29.10
The
date of the elections was approaching, when a despatch was received from
the consul P. Licinius. In it he stated that both he and his army were
suffering from serious illness, and they could not have held their position if
the enemy had not been visited with equal or even greater severity. As,
therefore, he could not himself come, he would, if the senate approved,
nominate Quintus Caecilius Metellus as Dictator to conduct the elections. He
suggested that it would be advisable in the public interest for Q. Caecilius'
army to be disbanded, as there was no immediate use for them now that
Hannibal had gone into winter quarters and the epidemic had attacked their
camp with such violence that unless they were soon disbanded, not a single
man, judging from appearances, would survive. The senate left it to the
consul to take such steps as he thought most consistent with his duty to the
commonwealth. About this time the citizens were much exercised by a
religious question which had lately come up. Owing to the unusual number
of showers of stones which had fallen during the year, an inspection had
been made of the Sibylline Books, and some oracular verses had been
discovered which announced that whenever a foreign foe should carry war
into Italy he could be driven out and conquered if the Mater Idaea were
brought from Pessinus to Rome.

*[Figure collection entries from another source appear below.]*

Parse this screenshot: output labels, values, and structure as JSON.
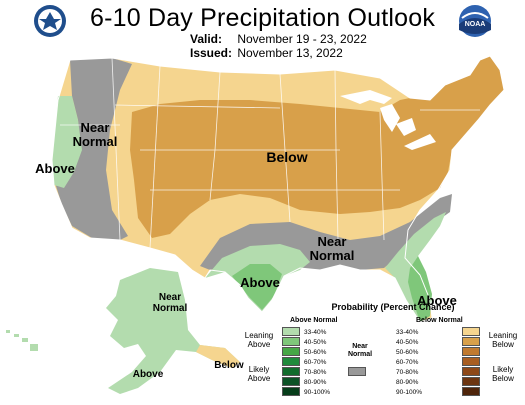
{
  "title": "6-10 Day Precipitation Outlook",
  "valid_label": "Valid:",
  "valid_dates": "November 19 - 23, 2022",
  "issued_label": "Issued:",
  "issued_date": "November 13, 2022",
  "logos": {
    "left": "Department of Commerce seal",
    "right": "NOAA",
    "right_text": "NOAA"
  },
  "map_labels": {
    "near_normal_west": "Near\nNormal",
    "above_california": "Above",
    "below_central": "Below",
    "near_normal_south": "Near\nNormal",
    "above_texas": "Above",
    "above_florida": "Above",
    "near_normal_alaska": "Near\nNormal",
    "above_alaska": "Above",
    "below_alaska_south": "Below"
  },
  "legend": {
    "title": "Probability (Percent Chance)",
    "above_header": "Above Normal",
    "below_header": "Below Normal",
    "near_normal_label": "Near\nNormal",
    "leaning_above": "Leaning\nAbove",
    "likely_above": "Likely\nAbove",
    "leaning_below": "Leaning\nBelow",
    "likely_below": "Likely\nBelow",
    "ranges": [
      "33-40%",
      "40-50%",
      "50-60%",
      "60-70%",
      "70-80%",
      "80-90%",
      "90-100%"
    ],
    "above_colors": [
      "#b3dcae",
      "#7fc77a",
      "#46a746",
      "#1f8a3b",
      "#116b2c",
      "#0c5226",
      "#063d1a"
    ],
    "below_colors": [
      "#f5d58f",
      "#d8a04a",
      "#c07a30",
      "#a85e22",
      "#8d4818",
      "#6c3511",
      "#4f250b"
    ],
    "near_normal_color": "#999999"
  },
  "colors": {
    "above_33_40": "#b3dcae",
    "above_40_50": "#7fc77a",
    "below_33_40": "#f5d58f",
    "below_40_50": "#d8a04a",
    "near_normal": "#999999",
    "boundary": "#ffffff"
  }
}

The discovery of this prediction produced
all the greater impression on the senators because the deputation who had
taken the gift to Delphi reported on their return that when they sacrificed to
the Pythian Apollo the indications presented by the victims were entirely
favourable, and further, that the response of the oracle was to the effect that
a far grander victory was awaiting Rome than the one from whose spoils
they had brought the gift to Delphi. They regarded the hopes thus raised as
confirmed by the action of Scipio in demanding Africa as his province as
though he had a presentiment that this would bring the war to an end. In
order, therefore, to secure all the sooner the victory which the Fates the
omens and the oracles alike foreshadowed, they began to think out the best
way of transporting the goddess to Rome.